FAQs

While ideal timelines vary from one company to the next, the earlier you can implement an MLR review process at your organization the better. Over the last 3-5 years, the trend has been towards the implementation of an MLR review process up to 24 months in advance of an anticipated PDUFA. The early adoption of an MLR review process allows you more time to train your team in a low volume environment, often consisting of disease state awareness and other educational material campaigns, before the large volume periods leading up to, at, and directly after a commercial launch.

Key Performance Indicators (KPIs) are an excellent way to assess the overall health of an MLR review process as they allow you to both recognize areas of strength along with areas in need of additional support. One of the strongest indicators of a healthy process is the Average Review Cycle per piece. Ideally, this number will remain below 3 on average (first review, one round of re-review, and one round of final review). If this number starts to creep above 3, it may be time to implement additional trainings around prescriptive annotations, quality expectations, and ideal timelines.
Whether you are an emerging company conscious of your budget, or a commercialized company with multiple brands looking to manage content volume, there are numerous ways to approach building out an effective review team. While most organizations opt to retain an in-house Legal reviewer, it has become more common for companies to hire out the regulatory and medical reviewer functions to third party vendors. Third party vendors may be able to offer flexible working hours, broad industry experience, and a focused lens that allow other members of your in-house regulatory and medical teams who may have been responsible for review to focus their attention on other matters

Digital Asset Librarians (DALs) have been a hot topic over the last 2 years. With an industry-wide push to digital content hastened by the covid-19 pandemic, coupled with new tools in the marketplace to help facilitate Digital Asset Management, it’s not hard to see why. A DAL can help your organization by developing, implementing, and overseeing processes designed to increase efficiency and compliance around reference management, claims management, copyright licensing, content re-use, and content expiration. If these things would be valuable for your company, then you should investigate deploying a Digital Asset Librarian.

Providing refresher trainings once a year is the minimum you should be offering refresher trainings to your teams, depending on how dynamic the technology and process is, quarterly refresher trainings may make sense as well. This allows the team to stay up to date on any aspects of the process that may have been impacted by technology innovations, policy updates, or OPDP guidance. Even if none of these changes have occurred recently, a refresher training is a great way to ensure your team understands their role, and how they fit in to the greater MLR review process.

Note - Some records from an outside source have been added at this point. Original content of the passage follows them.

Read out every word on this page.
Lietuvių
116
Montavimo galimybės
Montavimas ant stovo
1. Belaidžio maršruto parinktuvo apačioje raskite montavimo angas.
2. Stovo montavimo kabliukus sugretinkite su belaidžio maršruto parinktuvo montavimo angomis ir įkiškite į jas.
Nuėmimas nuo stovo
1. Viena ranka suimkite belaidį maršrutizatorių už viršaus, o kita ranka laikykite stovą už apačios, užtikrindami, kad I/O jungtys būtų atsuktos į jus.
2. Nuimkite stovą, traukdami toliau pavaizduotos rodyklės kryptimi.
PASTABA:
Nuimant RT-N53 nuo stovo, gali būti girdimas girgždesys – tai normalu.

The coordinator is the oil that keeps your MLR review machine running smoothly. They have their hands on your content throughout the entire MLR review process from Agency Submission through to 2253 Submission, and sometimes are even included in Print Proofing and Publishing/Warehousing. Typical coordinator responsibilities include initial quality check to ensure assets meet submission quality criteria, routing within your content management platform, calendar and agenda creation and management, live meeting facilitation and note taking, version control upon re-review, and final approval quality checks.

Modular content is a strategy where major brand messaging is boiled down into small snippets of approved content that can be aggregated to create larger pieces. The idea is that if content being used in a piece is already approved, then it should not need to go through as many rounds of review, allowing your marketing teams to be more agile with their content creation.

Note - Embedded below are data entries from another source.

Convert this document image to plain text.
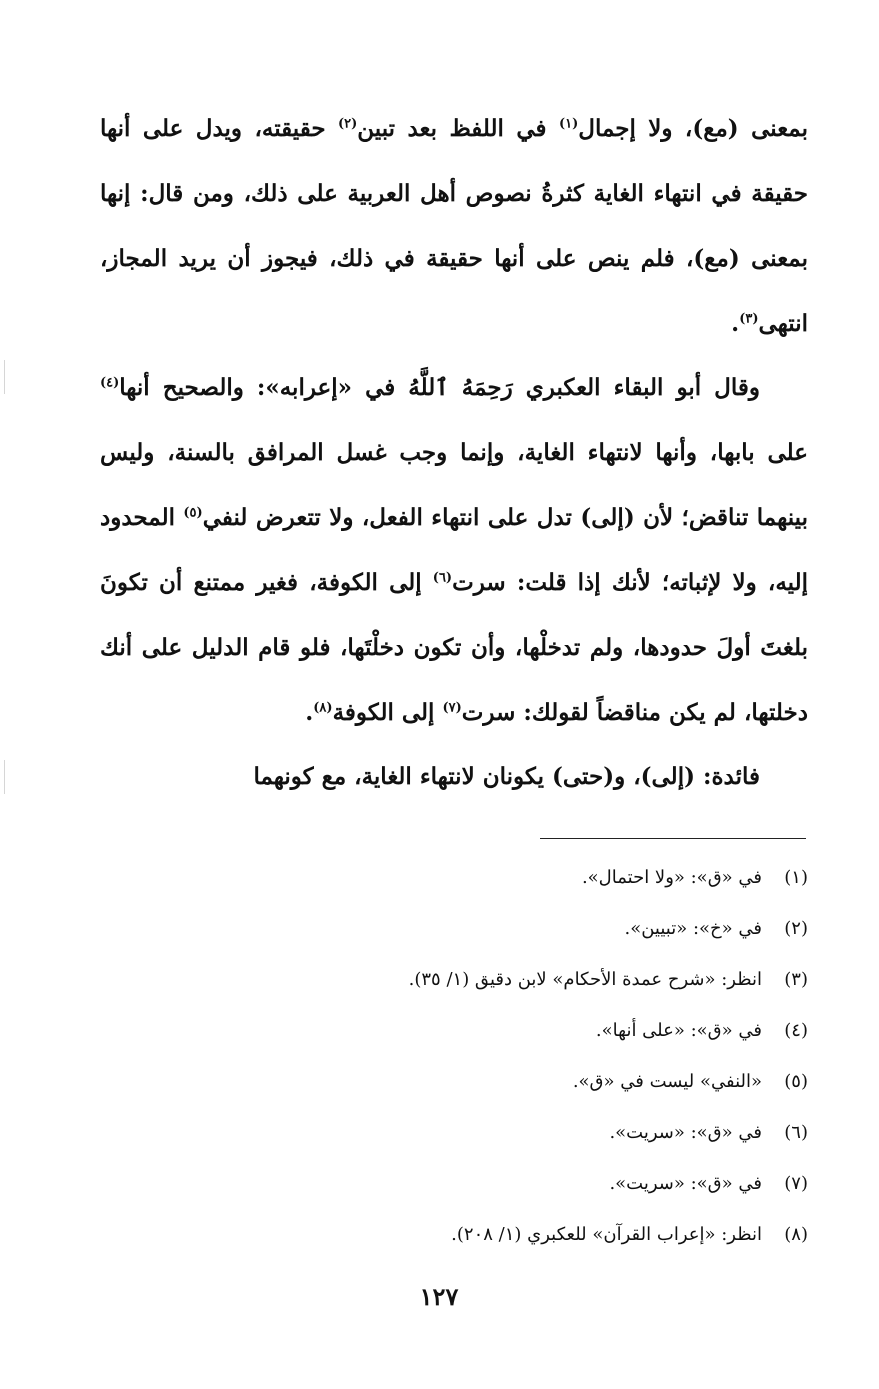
بمعنى (مع)، ولا إجمال$^{(١)}$ في اللفظ بعد تبين$^{(٢)}$ حقيقته، ويدل على أنها حقيقة في انتهاء الغاية كثرةُ نصوص أهل العربية على ذلك، ومن قال: إنها بمعنى (مع)، فلم ينص على أنها حقيقة في ذلك، فيجوز أن يريد المجاز، انتهى$^{(٣)}$.

وقال أبو البقاء العكبري رَحِمَهُ ٱللَّهُ في «إعرابه»: والصحيح أنها$^{(٤)}$ على بابها، وأنها لانتهاء الغاية، وإنما وجب غسل المرافق بالسنة، وليس بينهما تناقض؛ لأن (إلى) تدل على انتهاء الفعل، ولا تتعرض لنفي$^{(٥)}$ المحدود إليه، ولا لإثباته؛ لأنك إذا قلت: سرت$^{(٦)}$ إلى الكوفة، فغير ممتنع أن تكونَ بلغتَ أولَ حدودها، ولم تدخلْها، وأن تكون دخلْتَها، فلو قام الدليل على أنك دخلتها، لم يكن مناقضاً لقولك: سرت$^{(٧)}$ إلى الكوفة$^{(٨)}$.

فائدة: (إلى)، و(حتى) يكونان لانتهاء الغاية، مع كونهما

(١)في «ق»: «ولا احتمال».
(٢)في «خ»: «تبيين».
(٣)انظر: «شرح عمدة الأحكام» لابن دقيق (١/ ٣٥).
(٤)في «ق»: «على أنها».
(٥)«النفي» ليست في «ق».
(٦)في «ق»: «سريت».
(٧)في «ق»: «سريت».
(٨)انظر: «إعراب القرآن» للعكبري (١/ ٢٠٨).
١٢٧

A core claims document typically consists of major brand claims, their accompanying references, as well as the context within which and approved claim can be used. If executed effectively, this will allow a marketing team to efficiently create content without having to justify the claims they are making within a given piece to the MLR review team, which can result in a more efficient process and faster speed-to-market for new content.

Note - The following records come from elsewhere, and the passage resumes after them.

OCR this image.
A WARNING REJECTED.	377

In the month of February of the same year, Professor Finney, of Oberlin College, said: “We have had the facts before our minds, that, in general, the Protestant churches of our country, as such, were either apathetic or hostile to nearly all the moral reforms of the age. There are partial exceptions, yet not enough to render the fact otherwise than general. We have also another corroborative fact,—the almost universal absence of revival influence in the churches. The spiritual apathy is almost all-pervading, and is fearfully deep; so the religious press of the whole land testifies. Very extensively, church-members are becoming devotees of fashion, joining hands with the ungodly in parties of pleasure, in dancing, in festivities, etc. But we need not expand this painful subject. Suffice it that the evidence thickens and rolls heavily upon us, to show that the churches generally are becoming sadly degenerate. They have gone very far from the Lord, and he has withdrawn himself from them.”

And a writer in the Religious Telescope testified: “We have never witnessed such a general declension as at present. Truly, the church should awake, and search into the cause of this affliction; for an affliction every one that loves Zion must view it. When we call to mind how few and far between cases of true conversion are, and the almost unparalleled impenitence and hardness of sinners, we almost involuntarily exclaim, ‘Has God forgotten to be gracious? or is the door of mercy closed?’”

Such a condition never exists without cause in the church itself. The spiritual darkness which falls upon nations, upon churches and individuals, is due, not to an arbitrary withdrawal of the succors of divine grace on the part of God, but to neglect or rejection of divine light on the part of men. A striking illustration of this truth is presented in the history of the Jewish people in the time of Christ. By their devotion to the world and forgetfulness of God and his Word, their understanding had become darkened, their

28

An editor can impact the MLR review process at multiple phases to increase efficiency. By conducting an initial grammar, citation, and brand-style check, the Medical, Legal, and Regulatory reviewers can focus on their areas of expertise and be complete their reviews more efficiently. While that same editorial lens can be applied on re-reviews, editors should also be checking to ensure that no unprescribed updates were made in addition to those requested by the MLR review team. This allows the review team to spot check for updates that were requested in the previous version without having to go line by line through the piece again, reducing the burden on your MLR reviewers’ capacity. The editor can also be involved in the final approval and approved with changes QCs as well. Your organization can also deploy editors in the print proofing stage as well as the 2253 preparation window to ensure that the pdf in the eCTD package is the same version that is approved in your content management platform.

In the early 2000’s it wasn’t uncommon for brand teams to meet for multiple 8-hour meetings a week. Luckily, due to technology and process innovations within the industry, those days are behind us. While some high-volume brands may have multiple review meetings a week, we recommend keeping each individual review meetings to 4 or less hours. This will minimize burnout while incentivizing your team to be efficient with their discussions.

You should revisit your SOP at least every two years. While the technology and best practices in this area of the industry are continuously evolving, that doesn’t mean your process is necessarily outdated. Participating in a benchmarking and gap-analysis exercise will show you if there are areas to improve your process, and then you can make your process and/or platform updates based on the data you collect.

While an SOP sits at the top of your document hierarchy, there are several other document types that can be less formal and more practically applicable in the day-to-day execution of your MLR process. These include working guides, document matrices, and instruction manuals.